Using a widely-published mathematical model to project clinical and economic outcomes of HIV disease, the authors compared various prevention and testing programs – including annual or biannual HIV testing alone, as well as PrEP paired with HIV testing – that could help reduce HIV infection and therefore improve survival for these high-risk groups. Their findings suggest that PrEP would increase survival substantially by reducing infection risk, while more frequent HIV testing would provide little additional benefit.

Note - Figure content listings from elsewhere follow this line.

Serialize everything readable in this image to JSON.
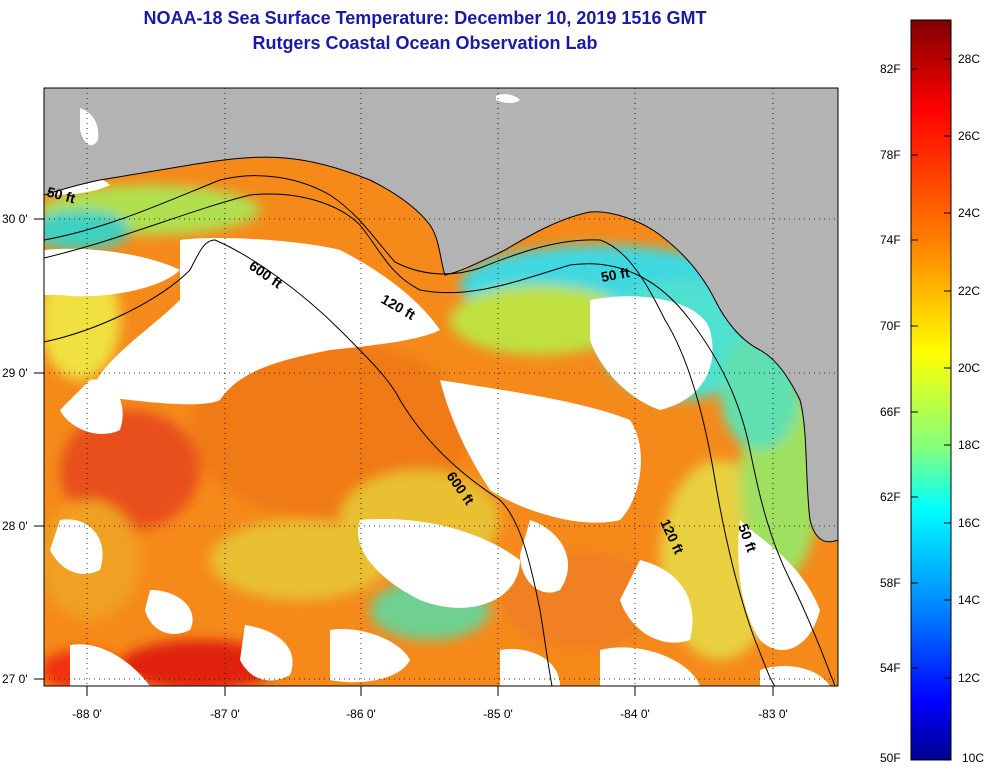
{
  "title": {
    "line1": "NOAA-18 Sea Surface Temperature:  December 10, 2019 1516 GMT",
    "line2": "Rutgers Coastal Ocean Observation Lab"
  },
  "map": {
    "lon_ticks": [
      "-88 0'",
      "-87 0'",
      "-86 0'",
      "-85 0'",
      "-84 0'",
      "-83 0'"
    ],
    "lat_ticks": [
      "30 0'",
      "29 0'",
      "28 0'",
      "27 0'"
    ],
    "contour_labels": [
      "50 ft",
      "600 ft",
      "120 ft",
      "50 ft",
      "600 ft",
      "120 ft",
      "50 ft"
    ]
  },
  "colorbar": {
    "fahrenheit_labels": [
      "82F",
      "78F",
      "74F",
      "70F",
      "66F",
      "62F",
      "58F",
      "54F",
      "50F"
    ],
    "celsius_labels": [
      "28C",
      "26C",
      "24C",
      "22C",
      "20C",
      "18C",
      "16C",
      "14C",
      "12C",
      "10C"
    ],
    "colors": [
      "#7f0000",
      "#ff0000",
      "#ff8000",
      "#ffff00",
      "#80ff80",
      "#00ffff",
      "#0080ff",
      "#0000ff",
      "#00008f"
    ]
  },
  "colors": {
    "land": "#b3b3b3",
    "clouds": "#ffffff",
    "title": "#1a1aa8"
  }
}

PrEP paired with biannual HIV testing was the only cost-effective strategy, improving average per-person survival by nearly one year and preventing more than 270,000 HIV transmissions in India over 15 years.

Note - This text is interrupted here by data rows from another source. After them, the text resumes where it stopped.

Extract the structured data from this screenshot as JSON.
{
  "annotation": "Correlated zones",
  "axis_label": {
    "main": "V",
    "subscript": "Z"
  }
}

“While the World Health Organization recommends quarterly HIV testing for those on PrEP, our analysis identifies PrEP with semi-annual testing as the cost-effective HIV prevention strategy for MSM and PWID in India,” says co-author Nagalingeswaran Kumarasamy, MBBS, PhD, of the CART Clinical Research Site, Infectious Diseases Medical Centre, Voluntary Health Services in Chennai, India.
However, the authors note, a nationwide PrEP rollout would be quite costly. If nearly 60 percent of MSM and PWID across India participated in the program, it would increase HIV care expenditures by over 900 million U.S. dollars over a 5-year period. “Our findings suggest that geographic areas of highest HIV incidence should be targeted first to reduce the budget required,” says co-author Nomita Chandhiok, MBBS, DGO, PhD, of the Indian Council of Medical Research in New Delhi.